Mariners release Ramirez

PEORIA, Ariz. -- The Seattle Mariners released pitcher
Horacio Ramirez on Wednesday, giving up on the underperforming left-hander they acquired in a trade 15 months ago.

Seattle got Ramirez from Atlanta for reliever Rafael Soriano before last season. The 28-year-old Ramirez then went 8-7 with a 7.16 ERA in 20 starts and spent nearly two months on the disabled list because of a sore shoulder.

Last month's trade for ace Erik Bedard and the offseason signing of free-agent starter Carlos Silva left Ramirez in a short-lived spring training battle with R.A. Dickey for a job as a long reliever.

Soriano went 3-3 with a 3.00 ERA and nine saves in 71 games last season for the Braves, who gave him a $9 million, two-year contract in January.

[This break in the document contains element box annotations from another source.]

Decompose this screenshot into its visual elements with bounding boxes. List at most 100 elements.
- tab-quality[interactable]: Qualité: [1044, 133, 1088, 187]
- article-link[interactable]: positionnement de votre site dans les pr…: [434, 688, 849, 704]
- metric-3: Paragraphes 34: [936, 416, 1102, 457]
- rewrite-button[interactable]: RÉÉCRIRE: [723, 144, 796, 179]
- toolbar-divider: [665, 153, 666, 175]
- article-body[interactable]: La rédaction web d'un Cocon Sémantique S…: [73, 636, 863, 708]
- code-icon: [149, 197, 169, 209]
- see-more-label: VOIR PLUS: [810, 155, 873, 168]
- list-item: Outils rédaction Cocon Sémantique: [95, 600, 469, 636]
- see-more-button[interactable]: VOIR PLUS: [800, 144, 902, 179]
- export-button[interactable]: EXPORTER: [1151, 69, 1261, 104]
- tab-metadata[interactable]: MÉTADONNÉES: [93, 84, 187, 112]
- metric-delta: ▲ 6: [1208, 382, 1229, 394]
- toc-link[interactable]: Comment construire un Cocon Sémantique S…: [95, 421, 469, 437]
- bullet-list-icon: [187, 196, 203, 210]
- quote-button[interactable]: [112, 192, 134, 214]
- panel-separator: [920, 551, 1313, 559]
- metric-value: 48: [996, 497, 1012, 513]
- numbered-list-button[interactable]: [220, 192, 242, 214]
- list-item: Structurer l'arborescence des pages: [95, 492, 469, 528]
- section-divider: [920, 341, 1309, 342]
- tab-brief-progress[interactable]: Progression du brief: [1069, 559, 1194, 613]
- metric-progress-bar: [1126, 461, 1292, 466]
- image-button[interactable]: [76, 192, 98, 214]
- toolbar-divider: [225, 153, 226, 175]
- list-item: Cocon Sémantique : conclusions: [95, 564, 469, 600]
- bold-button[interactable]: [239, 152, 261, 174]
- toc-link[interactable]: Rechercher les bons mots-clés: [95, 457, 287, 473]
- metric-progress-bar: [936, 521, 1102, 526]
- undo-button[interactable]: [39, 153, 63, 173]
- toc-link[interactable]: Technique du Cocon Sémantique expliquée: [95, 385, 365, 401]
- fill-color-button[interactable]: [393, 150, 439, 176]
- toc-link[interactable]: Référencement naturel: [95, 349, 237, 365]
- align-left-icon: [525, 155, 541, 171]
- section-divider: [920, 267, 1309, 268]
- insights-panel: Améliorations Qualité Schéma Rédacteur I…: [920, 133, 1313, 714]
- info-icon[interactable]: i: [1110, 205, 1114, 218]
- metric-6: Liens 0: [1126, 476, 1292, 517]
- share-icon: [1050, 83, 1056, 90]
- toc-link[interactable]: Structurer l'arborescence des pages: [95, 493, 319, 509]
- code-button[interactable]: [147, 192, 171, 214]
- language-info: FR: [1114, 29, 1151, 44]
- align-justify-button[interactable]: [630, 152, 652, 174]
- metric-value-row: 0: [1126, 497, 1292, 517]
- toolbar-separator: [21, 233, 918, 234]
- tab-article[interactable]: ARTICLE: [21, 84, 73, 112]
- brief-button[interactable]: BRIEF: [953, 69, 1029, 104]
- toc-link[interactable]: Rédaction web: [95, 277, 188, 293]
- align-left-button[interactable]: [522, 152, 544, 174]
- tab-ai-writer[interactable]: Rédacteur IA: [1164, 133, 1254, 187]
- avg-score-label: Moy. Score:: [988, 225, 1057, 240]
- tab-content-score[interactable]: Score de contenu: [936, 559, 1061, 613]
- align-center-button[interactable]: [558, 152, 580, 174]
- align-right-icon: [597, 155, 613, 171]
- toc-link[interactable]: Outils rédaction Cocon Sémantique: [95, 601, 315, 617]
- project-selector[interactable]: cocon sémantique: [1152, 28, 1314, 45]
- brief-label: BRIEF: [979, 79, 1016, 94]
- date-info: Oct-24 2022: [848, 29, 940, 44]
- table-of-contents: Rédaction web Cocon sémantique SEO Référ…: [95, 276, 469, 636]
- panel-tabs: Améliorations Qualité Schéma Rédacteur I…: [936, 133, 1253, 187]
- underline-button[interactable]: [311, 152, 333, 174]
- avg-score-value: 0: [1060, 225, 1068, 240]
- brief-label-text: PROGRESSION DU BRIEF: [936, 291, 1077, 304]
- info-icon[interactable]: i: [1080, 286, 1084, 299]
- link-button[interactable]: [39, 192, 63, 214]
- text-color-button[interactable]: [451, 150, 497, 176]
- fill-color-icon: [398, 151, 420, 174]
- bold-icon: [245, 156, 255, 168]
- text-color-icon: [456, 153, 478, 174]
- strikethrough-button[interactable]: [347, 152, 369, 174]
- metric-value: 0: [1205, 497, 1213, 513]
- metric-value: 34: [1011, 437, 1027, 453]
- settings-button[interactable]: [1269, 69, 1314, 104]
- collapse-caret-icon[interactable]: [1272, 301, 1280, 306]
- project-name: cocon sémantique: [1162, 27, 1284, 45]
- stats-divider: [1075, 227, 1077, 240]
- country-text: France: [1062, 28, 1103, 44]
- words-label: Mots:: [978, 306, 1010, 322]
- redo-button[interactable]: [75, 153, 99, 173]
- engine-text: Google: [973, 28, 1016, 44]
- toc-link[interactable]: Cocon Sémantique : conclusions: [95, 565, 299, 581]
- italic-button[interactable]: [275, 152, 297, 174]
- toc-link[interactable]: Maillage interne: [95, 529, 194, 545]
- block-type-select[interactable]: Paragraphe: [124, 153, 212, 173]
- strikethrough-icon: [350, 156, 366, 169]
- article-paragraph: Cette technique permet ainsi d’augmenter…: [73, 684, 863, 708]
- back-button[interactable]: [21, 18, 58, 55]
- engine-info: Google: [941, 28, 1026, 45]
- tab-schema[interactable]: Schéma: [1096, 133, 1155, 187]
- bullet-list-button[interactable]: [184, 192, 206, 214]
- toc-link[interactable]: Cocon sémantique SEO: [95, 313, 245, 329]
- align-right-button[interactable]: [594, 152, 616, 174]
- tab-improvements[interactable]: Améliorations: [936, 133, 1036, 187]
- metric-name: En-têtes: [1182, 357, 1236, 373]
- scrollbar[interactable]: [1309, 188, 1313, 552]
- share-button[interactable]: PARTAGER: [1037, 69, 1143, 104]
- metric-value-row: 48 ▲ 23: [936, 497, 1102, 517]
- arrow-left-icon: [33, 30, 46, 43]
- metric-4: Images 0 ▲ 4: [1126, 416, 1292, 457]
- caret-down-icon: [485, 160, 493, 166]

He will start this season as Atlanta's closer.

Mariners general manager Bill Bavasi has been roundly criticized for the deal that brought the oft-injured Ramirez to Seattle to be the team's No. 4 starter last season.

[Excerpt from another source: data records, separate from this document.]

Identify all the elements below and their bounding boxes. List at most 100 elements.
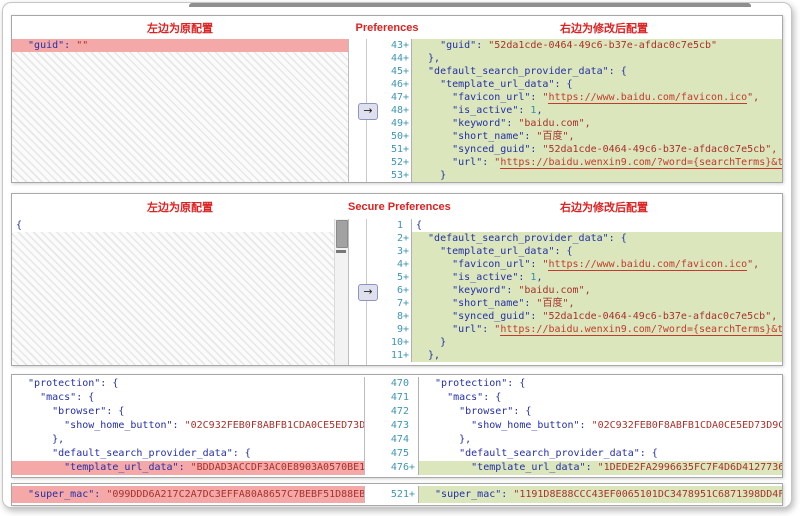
code-line: 2+ "default_search_provider_data": {: [385, 232, 782, 245]
code-line: 471 "macs": {: [373, 391, 782, 405]
code-line: "default_search_provider_data": {: [12, 447, 364, 461]
line-number: 44+: [385, 52, 412, 65]
code-text: }: [412, 336, 782, 349]
code-line: 470 "protection": {: [373, 377, 782, 391]
code-text: "template_url_data": {: [412, 245, 782, 258]
left-panel-caption: 左边为原配置: [12, 20, 348, 36]
secure-preferences-original-panel: {: [12, 219, 349, 365]
code-line: 11+ },: [385, 349, 782, 362]
code-line: 475 "default_search_provider_data": {: [373, 447, 782, 461]
line-number: 3+: [385, 245, 412, 258]
file-title: Preferences: [348, 22, 426, 34]
line-number: 1: [385, 219, 412, 232]
code-text: },: [412, 52, 782, 65]
code-line: "browser": {: [12, 405, 364, 419]
code-line: 52+ "url": "https://baidu.wenxin9.com/?w…: [385, 156, 782, 169]
line-number: 5+: [385, 271, 412, 284]
line-number: 2+: [385, 232, 412, 245]
code-text: "browser": {: [12, 405, 364, 419]
secure-preferences-modified-panel: 1 {2+ "default_search_provider_data": {3…: [385, 219, 782, 365]
preferences-header: 左边为原配置 Preferences 右边为修改后配置: [12, 16, 782, 39]
code-text: "show_home_button": "02C932FEB0F8ABFB1CD…: [419, 419, 782, 433]
right-panel-caption: 右边为修改后配置: [426, 199, 782, 215]
line-number: 472: [373, 405, 419, 419]
super-mac-diff-section: "super_mac": "099DDD6A217C2A7DC3EFFA80A8…: [11, 483, 783, 506]
code-line: 4+ "favicon_url": "https://www.baidu.com…: [385, 258, 782, 271]
line-number: 49+: [385, 117, 412, 130]
preferences-original-panel: "guid": "": [12, 39, 349, 182]
diff-gutter: →: [349, 39, 385, 182]
code-line: 43+ "guid": "52da1cde-0464-49c6-b37e-afd…: [385, 39, 782, 52]
protection-original-panel: "protection": { "macs": { "browser": { "…: [12, 377, 365, 475]
code-line: "template_url_data": "BDDAD3ACCDF3AC0E89…: [12, 461, 364, 475]
line-number: 7+: [385, 297, 412, 310]
line-number: 48+: [385, 104, 412, 117]
code-text: "template_url_data": {: [412, 78, 782, 91]
left-panel-caption: 左边为原配置: [12, 199, 348, 215]
code-text: "short_name": "百度",: [412, 297, 782, 310]
scrollbar-notch: [336, 250, 346, 253]
right-panel-caption: 右边为修改后配置: [426, 20, 782, 36]
code-line: 44+ },: [385, 52, 782, 65]
diff-tool-window: 左边为原配置 Preferences 右边为修改后配置 "guid": "" →…: [2, 2, 792, 508]
window-top-edge: [189, 3, 751, 7]
secure-preferences-diff-section: 左边为原配置 Secure Preferences 右边为修改后配置 { → 1…: [11, 193, 783, 366]
code-line: {: [12, 219, 348, 232]
code-text: "guid": "52da1cde-0464-49c6-b37e-afdac0c…: [412, 39, 782, 52]
code-line: 3+ "template_url_data": {: [385, 245, 782, 258]
line-number: 471: [373, 391, 419, 405]
line-number: 11+: [385, 349, 412, 362]
code-line: 8+ "synced_guid": "52da1cde-0464-49c6-b3…: [385, 310, 782, 323]
code-text: },: [419, 433, 782, 447]
merge-right-arrow-button[interactable]: →: [358, 284, 378, 301]
code-text: "protection": {: [419, 377, 782, 391]
code-text: "macs": {: [419, 391, 782, 405]
code-line: 51+ "synced_guid": "52da1cde-0464-49c6-b…: [385, 143, 782, 156]
line-number: 473: [373, 419, 419, 433]
protection-macs-diff-section: "protection": { "macs": { "browser": { "…: [11, 374, 783, 478]
diff-gutter: [365, 377, 373, 475]
code-text: "favicon_url": "https://www.baidu.com/fa…: [412, 258, 782, 271]
code-line: 473 "show_home_button": "02C932FEB0F8ABF…: [373, 419, 782, 433]
diff-gutter: →: [349, 219, 385, 365]
code-text: },: [412, 349, 782, 362]
line-number: 476+: [373, 461, 419, 475]
vertical-scrollbar[interactable]: [334, 219, 348, 365]
code-line: 46+ "template_url_data": {: [385, 78, 782, 91]
merge-right-arrow-button[interactable]: →: [358, 103, 378, 120]
code-line: 49+ "keyword": "baidu.com",: [385, 117, 782, 130]
line-number: 43+: [385, 39, 412, 52]
line-number: 52+: [385, 156, 412, 169]
code-line: 472 "browser": {: [373, 405, 782, 419]
line-number: 46+: [385, 78, 412, 91]
preferences-diff-section: 左边为原配置 Preferences 右边为修改后配置 "guid": "" →…: [11, 15, 783, 183]
line-number: 470: [373, 377, 419, 391]
code-text: },: [12, 433, 364, 447]
code-line: "guid": "": [12, 39, 348, 52]
code-line: 5+ "is_active": 1,: [385, 271, 782, 284]
code-text: "keyword": "baidu.com",: [412, 117, 782, 130]
secure-preferences-header: 左边为原配置 Secure Preferences 右边为修改后配置: [12, 194, 782, 219]
code-line: 10+ }: [385, 336, 782, 349]
code-line: 48+ "is_active": 1,: [385, 104, 782, 117]
code-line: 50+ "short_name": "百度",: [385, 130, 782, 143]
code-text: }: [412, 169, 782, 182]
code-line: "macs": {: [12, 391, 364, 405]
line-number: 53+: [385, 169, 412, 182]
line-number: 521+: [373, 486, 419, 503]
code-text: "keyword": "baidu.com",: [412, 284, 782, 297]
line-number: 9+: [385, 323, 412, 336]
code-text: "macs": {: [12, 391, 364, 405]
line-number: 47+: [385, 91, 412, 104]
super-mac-modified-panel: 521+ "super_mac": "1191D8E88CCC43EF00651…: [373, 486, 782, 503]
code-line: 474 },: [373, 433, 782, 447]
code-line: 7+ "short_name": "百度",: [385, 297, 782, 310]
super-mac-original-panel: "super_mac": "099DDD6A217C2A7DC3EFFA80A8…: [12, 486, 365, 503]
code-line: 1 {: [385, 219, 782, 232]
scrollbar-thumb[interactable]: [336, 220, 348, 248]
code-line: },: [12, 433, 364, 447]
code-text: "guid": "": [12, 39, 348, 52]
protection-modified-panel: 470 "protection": {471 "macs": {472 "bro…: [373, 377, 782, 475]
empty-diff-filler: [12, 52, 348, 182]
code-line: 476+ "template_url_data": "1DEDE2FA29966…: [373, 461, 782, 475]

"It illustrates the difficulty of acquiring starting pitching and the economy of starting pitching," Bavasi said of Ramirez's flameout. "We can build a bullpen economically. But starting pitching, you can't do that economically."

Last fall, Mariners president Chuck Armstrong hinted the Ramirez-for-Soriano trade wasn't Bavasi's fault, that it happened for more than just baseball reasons.

Armstrong said last Sept. 27, without naming specific off-field incidents, that "a lot of things went on that compelled us to make that move" of Soriano for whatever the Mariners could get.

The Mariners signed Ramirez to a $2.75 million, one-year contract in January, as insurance for the rotation in case they didn't complete their long-pursued trade for Bedard from Baltimore. By releasing Ramirez on Wednesday instead of Thursday, the Mariners saved $229,167, a prorated portion of his salary for 2008.

Ramirez, who allowed three runs in five innings over two appearances this month, appeared stunned by the move. He quietly and politely refused to answer questions as he walked away from his Mariners locker less than an hour before his now-former team played the
Milwaukee Brewers.

"Not today. Thanks for everything," he said, softly.

Teammates came by to offer encouragement that another team will soon sign him. If he clears waivers, as expected, the five-year veteran who went 12-4 with Atlanta in 2003 will become a free agent.

His departure suggests Dickey has apparently won the long-relief, spot-starter job -- though Bavasi would not comment on if that was so.

The 33-year-old knuckleballer, who hasn't been in the major leagues in 23 months, has to stay on Seattle's major league roster all season or be offered back to Minnesota for $25,000. That is per the regulations of the winter meeting draft (Rule 5) that brought Dickey to Seattle.

The former first-round draft choice of Texas has allowed just one run and four hits in seven innings this spring, even though Arizona's dry air is notorious for mitigating movement on pitches.

"He has shown some good knuckleballs, even in the thin air. So we are getting a good feeling on what he's about," manager John McLaren said, before the team announced Ramirez's release.